I’ve always thought it was a bad idea. There’s a good chance you might do something that could hurt both work and personal relationship. Can’t jeopardize the two things you love the most, can you? But what do I know. In a recent ‘Best Advice I Ever Got’ feature on Fortune Magazine, Zhang Xin, CEO of SOHO China, said:
The worst advice I ever got was, “Don’t work with your husband [Pan Shiyi]. Marriage and business don’t mix.” You can’t imagine how many people told me this. But it’s such a narrow view of relationships. In our case I think our [real estate] business success springs from our friendship.

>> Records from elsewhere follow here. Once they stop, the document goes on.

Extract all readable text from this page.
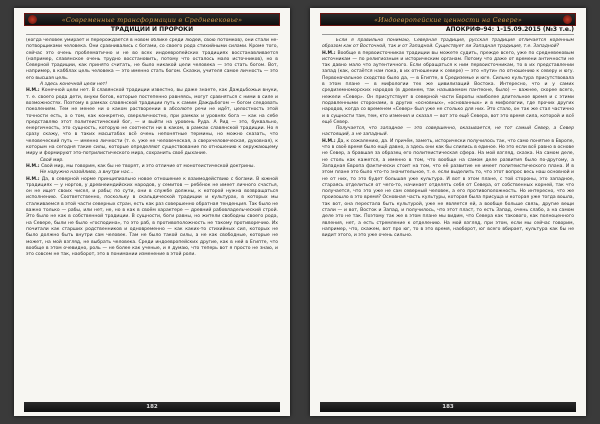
«Современные трансформации в Средневековье»
ТРАДИЦИИ И ПРОРОКИ

(когда человек умирает и перерождается в новом облике среди людей, свою потомков), они стали не-потворщиками человека. Они сравнивались с богами, со своего рода стихийными силами. Кроме того, сейчас это очень проблематично и не во всех индоевропейских традициях восстанавливается (например, славянское очень трудно восстановить, потому что осталось мало источников), но в Северной традиции, как принято считать, не было никакой цели человека — это стать богом. Вот, например, в кабблах цель человека — это именно стать богом. Сказки, учителя самое личность — это его высшая цель.

А здесь конечной цели нет!

Н.М.: Конечной цели нет. В славянской традиции известно, вы даже знаете, как Даждьбожьи внуки, т. е. своего рода дети, внуки богов, которые постепенно равняясь, могут сравняться с ними в силе и возможностях. Поэтому в рамках славянской традиции путь к самим Даждьбогом — богом следовать поколениям. Тем не менее ни о каком растворении в абсолюте речи не идёт, целостность этой точности есть, а о том, как конкретно, сверхличностно, при рамках и уровнях бога — как на себе представляю этот политеистический бог, — и выйти на уровень Руда. А Рид — это, буквально, енергичность, это сущность, которую не соотнести ни в каком, в рамках славянской традиции. Но я сразу скажу, что в таких масштабах всё очень непонятные термины, но можно сказать, что человеческий путь — именно личности (т. е. уже не человеческая, а сверхчеловеческая, духовная), к которым на сегодня такие силы, которые определяют существование по отношению к окружающему миру и формируют это-потрилистического мира, сохранить своё дыхание.

Свой мир.

Н.М.: Свой мир, мы говорим, как бы не творят, и это отличие от монотеистической доктрины.

Не наружно назойливо, а внутри нас...

Н.М.: Да, в северной норме принципиально новое отношение к взаимодействию с богами. В южной традициях — у норгов, у древнеиндийских народов, у семитов — ребёнок не имеет личного счастья, он не ищет своих чисел, и рабы; по сути, они в службе должны, к которой нужна возвращаться исполнению. Соответственно, поскольку в скальдической традиции и культурах, в которых мы сталкиваемся в этой части северных стран, есть как раз совершенно обратная тенденция. Так было не важно только — рабы, или нет, не, но в как в своём характере — древний рабовладельческий строй. Это было не как в собственной традиции. В сущности, боги равны, но жители свободны своего рода, на Севере, были не было «господина», то это раб, в противоположность не такому противоречию. Их почитали как старших родственников и одновременно — как каких-то стихийных сил, которых не было должно быть внутри сам человек. Там не было такой силы, а не как свободные, которые не может, на мой взгляд, не выбрать человека. Среди индоевропейских другие, как в ней в Египте, что вообще в этом очевидно, роль — не более как ученые, и я думаю, что теперь вот я просто не знаю, и это совсем не так, наоборот, это в понимании изменение в этой роли.

182
«Индоевропейские ценности на Севере»
АПОКРИФ-94: 1-15.09.2015 (№3 т.е.)

Если я правильно понимаю, Северная традиция, русская традиция отличается коренным образом как от Восточной, так и от Западной. Существует ли Западная традиция, т.е. Западной?

Н.М.: Вообще в первоисточниках традиции вы можете судить, прежде всего, уже по средневековым источникам — по религиозным и историческим органам. Потому что даже от времени античности не так давно мало что аутентичного. Если обращаться к ним первоисточникам, то в их представлении запад (как, остаётся нам пока, в их отношении к севере) — это «пути» по отношению к северу и югу. Первоначальное сходство было да, — в Египте, в Средиземье и юге. Сильно культура присутствовала в этом плане — в мифологии тех же цивилизаций Востока. Интересно, что и у самих средиземноморских народов (в древнем, так называемом пантеоне, было) — важнее, скорее всего, нежели «Север». Он присутствует в северной части Европы наиболее длительное время и с этими подавленными сторонами, в других «основных», «основанных» и в мифологии, где прочих других народов, когда со временем «Север» был уже не столько для них. Это стало, он так же стал частично и в сущности там, тем, кто изменил и сказал — вот это ещё Севера, вот это время сила, которой и всё ещё Север.

Получается, что западное — это совершенно, оказывается, не тот самый Север, а Север настоящий, а не западный.

Н.М.: Да, к сожалению, да. И причём, заметь, исторически получилось так, что само понятие в Европе, что в своё время было ещё давно, а здесь они как бы слились в единое. Но это если всё равно в основе не Север, а бравшая за образец его политеистическая сфера. На мой взгляд, сказка. На самом деле, не столь как кажется, а именно в том, что вообще на самом деле развития было по-другому, а Западная Европа фактически стоит на том, что её развитие не имеет политеистического плана. И в этом плане это было что-то значительное, т. е. если выделить то, что этот вопрос весь наш основной и не от них, то это будет большая уже культура. И вот в этом плане, с той стороны, это западное, стараясь отделиться от чего-то, начинает отделять себя от Севера, от собственных корней, так что получается, что это уже не сам северный человек, а его противоположность. Но интересно, что же произошло в это время? Основная часть культуры, которая была присуща и которая уже тогда вошла, так вот, она перестала быть культурой, уже не является ей, а вообще больше связь, другие вещи стали — и вот, Восток и Запад, и получилось, что этот пласт, то есть Запад, очень слабо, а на самом деле это не так. Поэтому так же в этом плане мы видим, что Севера как такового, как полноценного явления, нет, а есть стремление к отделению. На мой взгляд, при этом, если мы сейчас говорим, например, что, скажем, вот про юг, то в это время, наоборот, юг всего вбирает, культура как бы не видит этого, и это уже очень сильно.

183
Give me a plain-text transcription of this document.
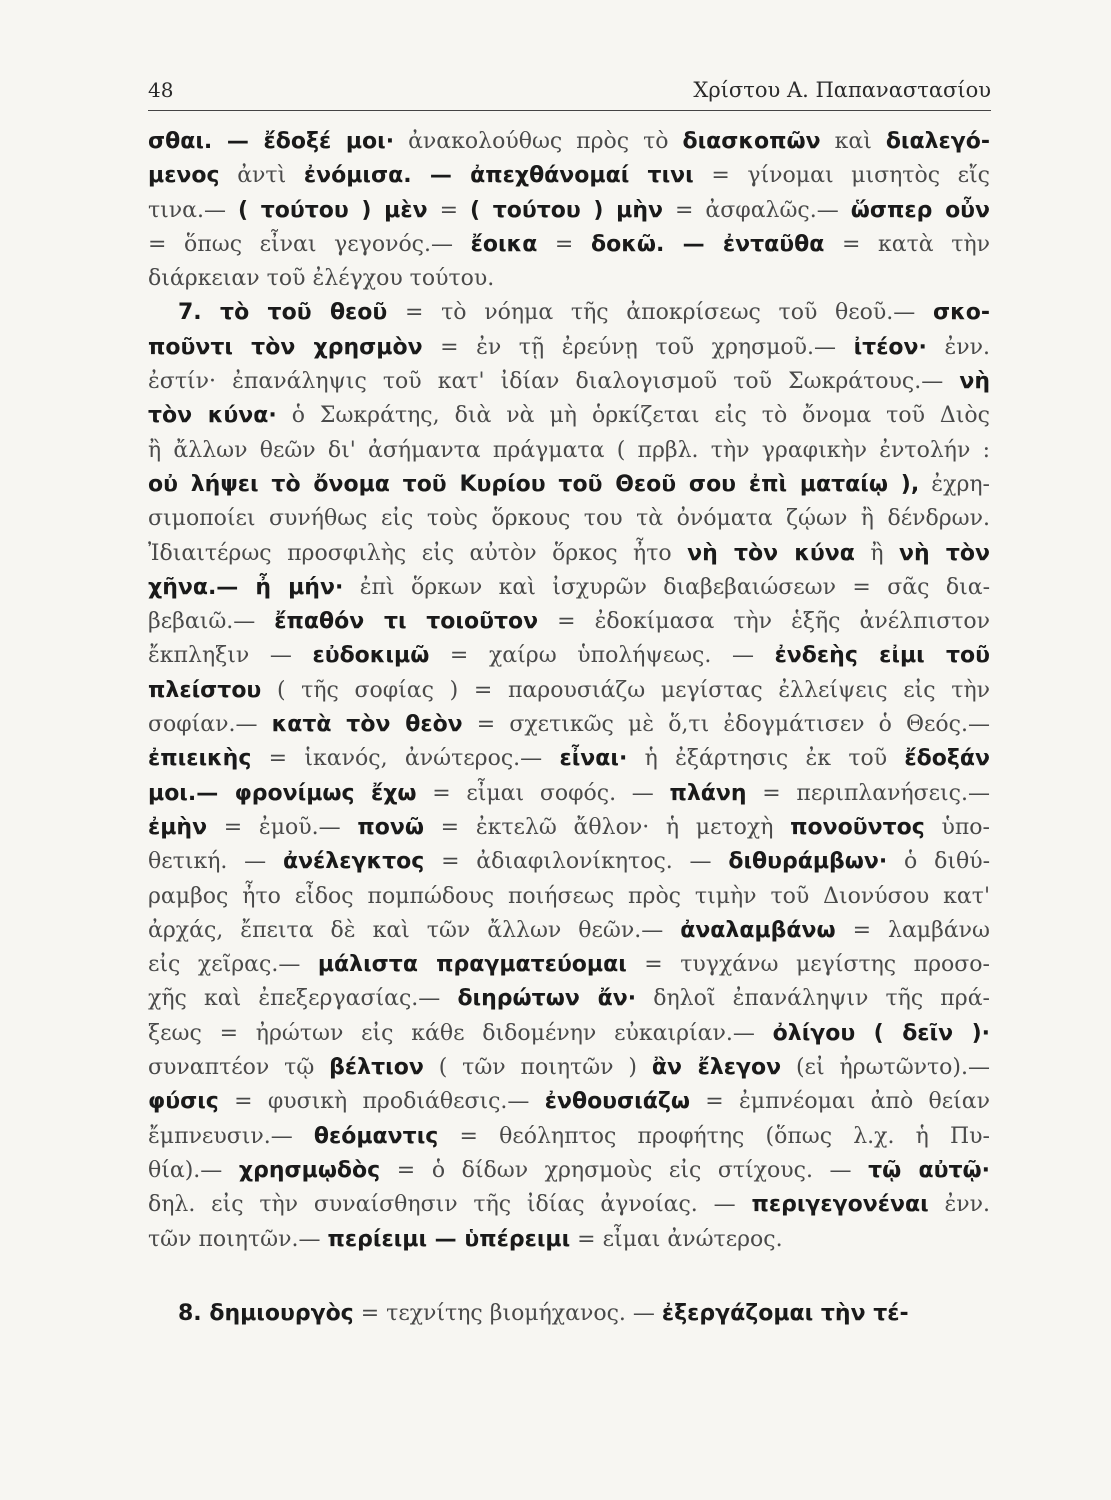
48	Χρίστου Α. Παπαναστασίου
σθαι. — ἔδοξέ μοι· ἀνακολούθως πρὸς τὸ διασκοπῶν καὶ διαλεγό-
μενος ἀντὶ ἐνόμισα. — ἀπεχθάνομαί τινι = γίνομαι μισητὸς εἴς
τινα.— ( τούτου ) μὲν = ( τούτου ) μὴν = ἀσφαλῶς.— ὥσπερ οὖν
= ὅπως εἶναι γεγονός.— ἔοικα = δοκῶ. — ἐνταῦθα = κατὰ τὴν
διάρκειαν τοῦ ἐλέγχου τούτου.
7. τὸ τοῦ θεοῦ = τὸ νόημα τῆς ἀποκρίσεως τοῦ θεοῦ.— σκο-
ποῦντι τὸν χρησμὸν = ἐν τῇ ἐρεύνῃ τοῦ χρησμοῦ.— ἰτέον· ἐνν.
ἐστίν· ἐπανάληψις τοῦ κατ' ἰδίαν διαλογισμοῦ τοῦ Σωκράτους.— νὴ
τὸν κύνα· ὁ Σωκράτης, διὰ νὰ μὴ ὁρκίζεται εἰς τὸ ὄνομα τοῦ Διὸς
ἢ ἄλλων θεῶν δι' ἀσήμαντα πράγματα ( πρβλ. τὴν γραφικὴν ἐντολήν :
οὐ λήψει τὸ ὄνομα τοῦ Κυρίου τοῦ Θεοῦ σου ἐπὶ ματαίῳ ), ἐχρη-
σιμοποίει συνήθως εἰς τοὺς ὅρκους του τὰ ὀνόματα ζῴων ἢ δένδρων.
Ἰδιαιτέρως προσφιλὴς εἰς αὐτὸν ὅρκος ἦτο νὴ τὸν κύνα ἢ νὴ τὸν
χῆνα.— ἦ μήν· ἐπὶ ὅρκων καὶ ἰσχυρῶν διαβεβαιώσεων = σᾶς δια-
βεβαιῶ.— ἔπαθόν τι τοιοῦτον = ἐδοκίμασα τὴν ἑξῆς ἀνέλπιστον
ἔκπληξιν — εὐδοκιμῶ = χαίρω ὑπολήψεως. — ἐνδεὴς εἰμι τοῦ
πλείστου ( τῆς σοφίας ) = παρουσιάζω μεγίστας ἐλλείψεις εἰς τὴν
σοφίαν.— κατὰ τὸν θεὸν = σχετικῶς μὲ ὅ,τι ἐδογμάτισεν ὁ Θεός.—
ἐπιεικὴς = ἱκανός, ἀνώτερος.— εἶναι· ἡ ἐξάρτησις ἐκ τοῦ ἔδοξάν
μοι.— φρονίμως ἔχω = εἶμαι σοφός. — πλάνη = περιπλανήσεις.—
ἐμὴν = ἐμοῦ.— πονῶ = ἐκτελῶ ἄθλον· ἡ μετοχὴ πονοῦντος ὑπο-
θετική. — ἀνέλεγκτος = ἀδιαφιλονίκητος. — διθυράμβων· ὁ διθύ-
ραμβος ἦτο εἶδος πομπώδους ποιήσεως πρὸς τιμὴν τοῦ Διονύσου κατ'
ἀρχάς, ἔπειτα δὲ καὶ τῶν ἄλλων θεῶν.— ἀναλαμβάνω = λαμβάνω
εἰς χεῖρας.— μάλιστα πραγματεύομαι = τυγχάνω μεγίστης προσο-
χῆς καὶ ἐπεξεργασίας.— διηρώτων ἄν· δηλοῖ ἐπανάληψιν τῆς πρά-
ξεως = ἠρώτων εἰς κάθε διδομένην εὐκαιρίαν.— ὀλίγου ( δεῖν )·
συναπτέον τῷ βέλτιον ( τῶν ποιητῶν ) ἂν ἔλεγον (εἰ ἠρωτῶντο).—
φύσις = φυσικὴ προδιάθεσις.— ἐνθουσιάζω = ἐμπνέομαι ἀπὸ θείαν
ἔμπνευσιν.— θεόμαντις = θεόληπτος προφήτης (ὅπως λ.χ. ἡ Πυ-
θία).— χρησμῳδὸς = ὁ δίδων χρησμοὺς εἰς στίχους. — τῷ αὐτῷ·
δηλ. εἰς τὴν συναίσθησιν τῆς ἰδίας ἀγνοίας. — περιγεγονέναι ἐνν.
τῶν ποιητῶν.— περίειμι — ὑπέρειμι = εἶμαι ἀνώτερος.
8. δημιουργὸς = τεχνίτης βιομήχανος. — ἐξεργάζομαι τὴν τέ-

If the business fails, well, that puts a strain on the marriage. But what if it succeeds? That can enhance the marriage.
Never thought of it that way. I still think the point I’d made about couples growing outside of a relationship to have a healthy one is valid. But BC’s comment on that post, while she agrees with my view, resonated with me. She said:
Mr BC and I do quite a lot of stuff together but we are very different so there’s acres of ground to see things differently or discuss alternative viewpoints.
Profound! While we both agree that growing separately is important, she sheds light on the fact that growth can also happen in sharing the same passion but having alternative viewpoints. I can’t, however, imagine myself in that kind of relationship because I have issues.
So how have others done it and continue to do it?
Would love to know your thoughts. What one thing keeps it together for you?